Published on May 15th, 2017 | by Emergent Enterprise0
Salesforce Created an Algorithm that Automatically Summarizes Text Using Machine Learning
E-E says: People don’t have time or the patience to read long-winded emails or other documents. And everyone has that coworker that says in ten sentences what can be said in one. This algorithm could solve some of that text clutter by using machine learning to break down large groups of text into bite-size summaries. It’s a deep learning executive summary for the common man. Would you take advantage of this technology if available? Share thoughts below.
This year, people are expected to spend more than half their day reading e-mail, articles, or posts on social media, and it’s only going to get worse. To help solve this problem, researchers at Salesforce have developed an algorithm that uses machine learning to produce “surprisingly coherent and accurate” summaries according to MIT Technology Review.
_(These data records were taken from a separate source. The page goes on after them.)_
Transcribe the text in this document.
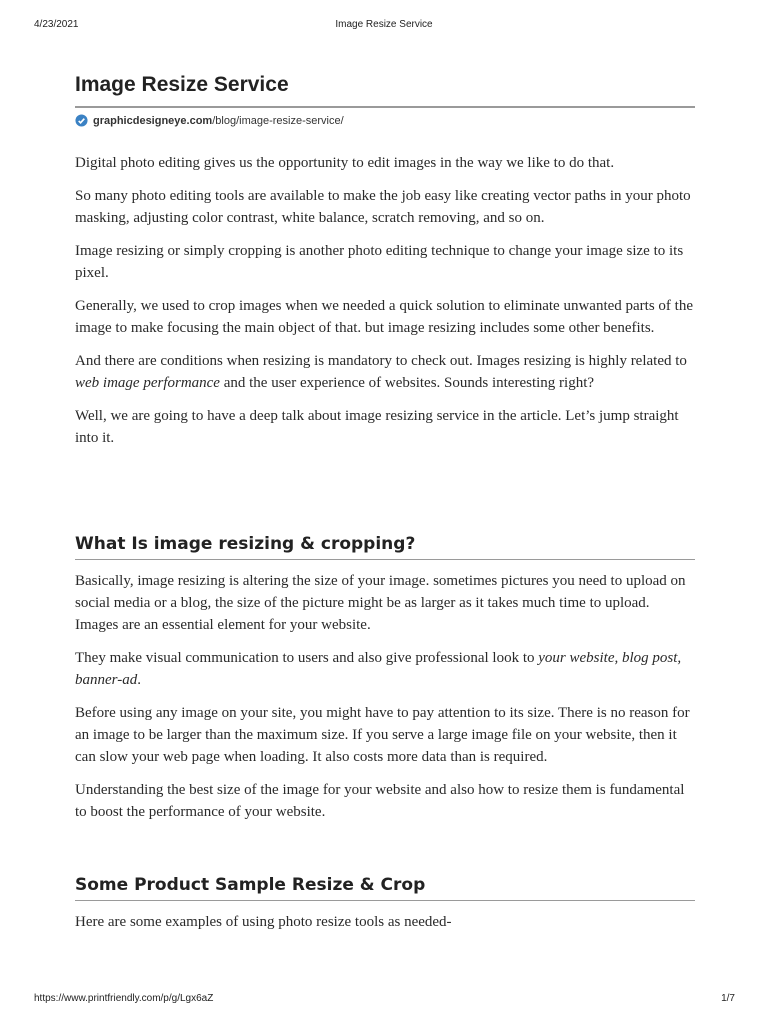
4/23/2021	Image Resize Service
Image Resize Service
graphicdesigneye.com /blog/image-resize-service/

Digital photo editing gives us the opportunity to edit images in the way we like to do that.

So many photo editing tools are available to make the job easy like creating vector paths in your photo masking, adjusting color contrast, white balance, scratch removing, and so on.

Image resizing or simply cropping is another photo editing technique to change your image size to its pixel.

Generally, we used to crop images when we needed a quick solution to eliminate unwanted parts of the image to make focusing the main object of that. but image resizing includes some other benefits.

And there are conditions when resizing is mandatory to check out. Images resizing is highly related to web image performance and the user experience of websites. Sounds interesting right?

Well, we are going to have a deep talk about image resizing service in the article. Let’s jump straight into it.

What Is image resizing & cropping?

Basically, image resizing is altering the size of your image. sometimes pictures you need to upload on social media or a blog, the size of the picture might be as larger as it takes much time to upload. Images are an essential element for your website.

They make visual communication to users and also give professional look to your website, blog post, banner-ad.

Before using any image on your site, you might have to pay attention to its size. There is no reason for an image to be larger than the maximum size. If you serve a large image file on your website, then it can slow your web page when loading. It also costs more data than is required.

Understanding the best size of the image for your website and also how to resize them is fundamental to boost the performance of your website.

Some Product Sample Resize & Crop

Here are some examples of using photo resize tools as needed-

https://www.printfriendly.com/p/g/Lgx6aZ	1/7
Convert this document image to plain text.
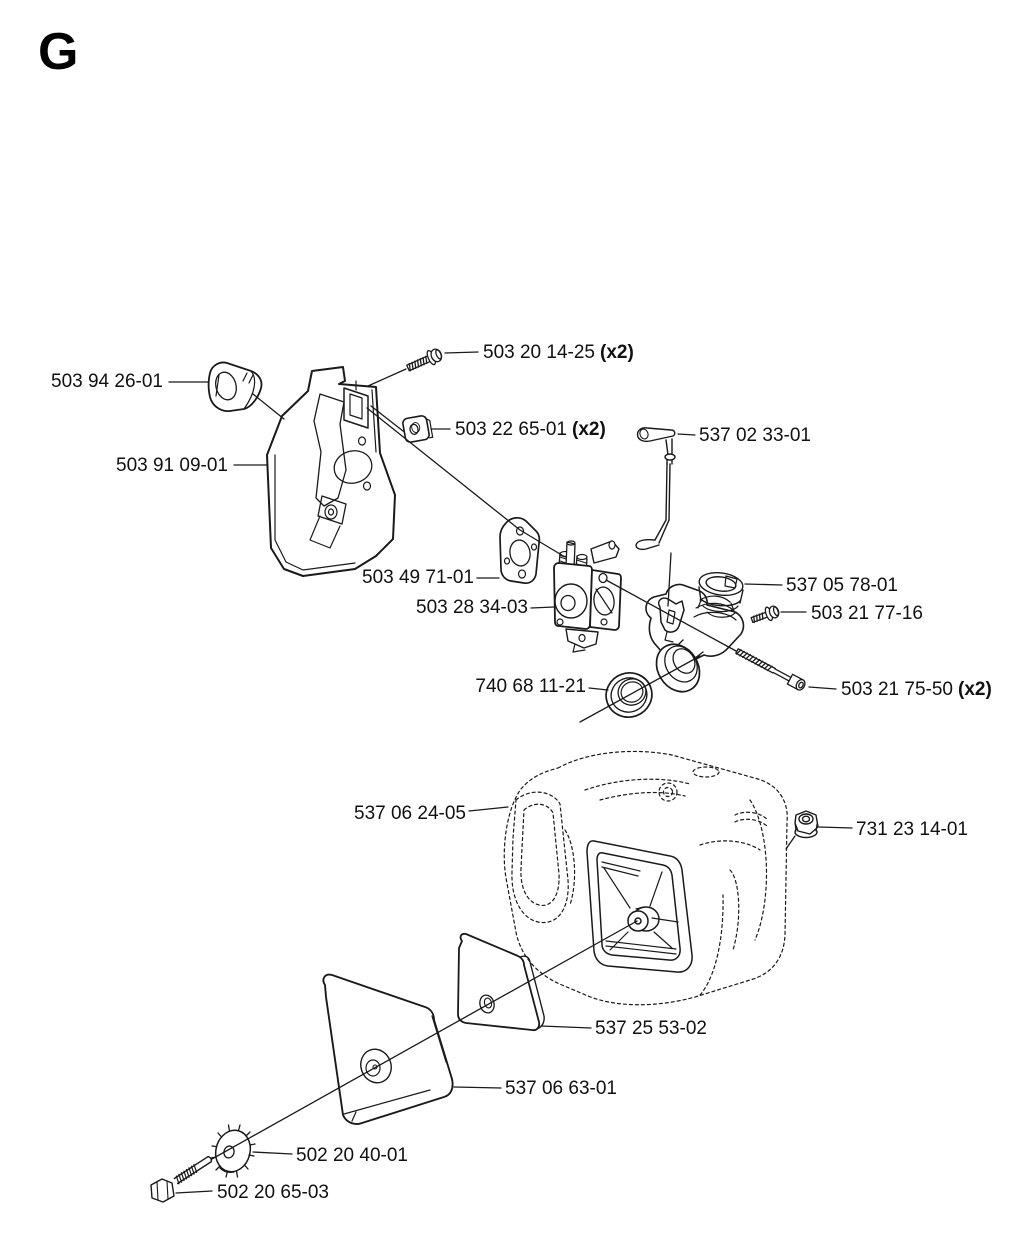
G
503 20 14-25 (x2)
503 94 26-01
503 22 65-01 (x2)
503 91 09-01
537 02 33-01
503 49 71-01
503 28 34-03
537 05 78-01
503 21 77-16
740 68 11-21	503 21 75-50 (x2)
537 06 24-05
731 23 14-01
537 25 53-02
537 06 63-01
502 20 40-01
502 20 65-03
The other breakthrough concerns how the researchers train the system to learn and improve itself. They used two approaches: teacher forcing and reinforcement learning. Reinforcement learning is a method that draws inspiration from how animals learn, and been used to teach Google’s DeepMind how to play video games. In this instance, the model is allowed to generate a sequence of words, and the result is then scored with an automated evaluation metric known as ROUGE (Recall-Oriented Understudy for Gisting Evaluation). The algorithm updates itself with higher scores, leading to better outcomes with future summaries. Teacher forcing is when the results are scored word by word off of an established reference, which provide “very decent results,” but which doesn’t allow for much flexibility.
Researchers found that “ROUGE-optimized RL helps improve recall…and word level learning supervision ensures good language flow, making the summary more coherent and readable.” Scored against this system, they found that their joint model scored higher than other approaches, and Richard Socher, Salesforce’s chief scientist, noted that he didn’t think that he’d ever seen “such a large improvement in any [natural-language-processing] task.”
The results are pretty astonishing: the researchers provided several examples, showing the original article, a human-generated summary, and a summary generated by their own model, and in each case, the summaries are considerably shorter than the original text, but contain the essentials in a readable form. Despite their advances, there’s still considerable work to be done in this field: MIT Technology Review spoke with Kristian Hammond, a professor at Northwestern University, who noted that the advance “shows the limits of relying purely on statistical machine learning,” but that it’s a step in the right direction.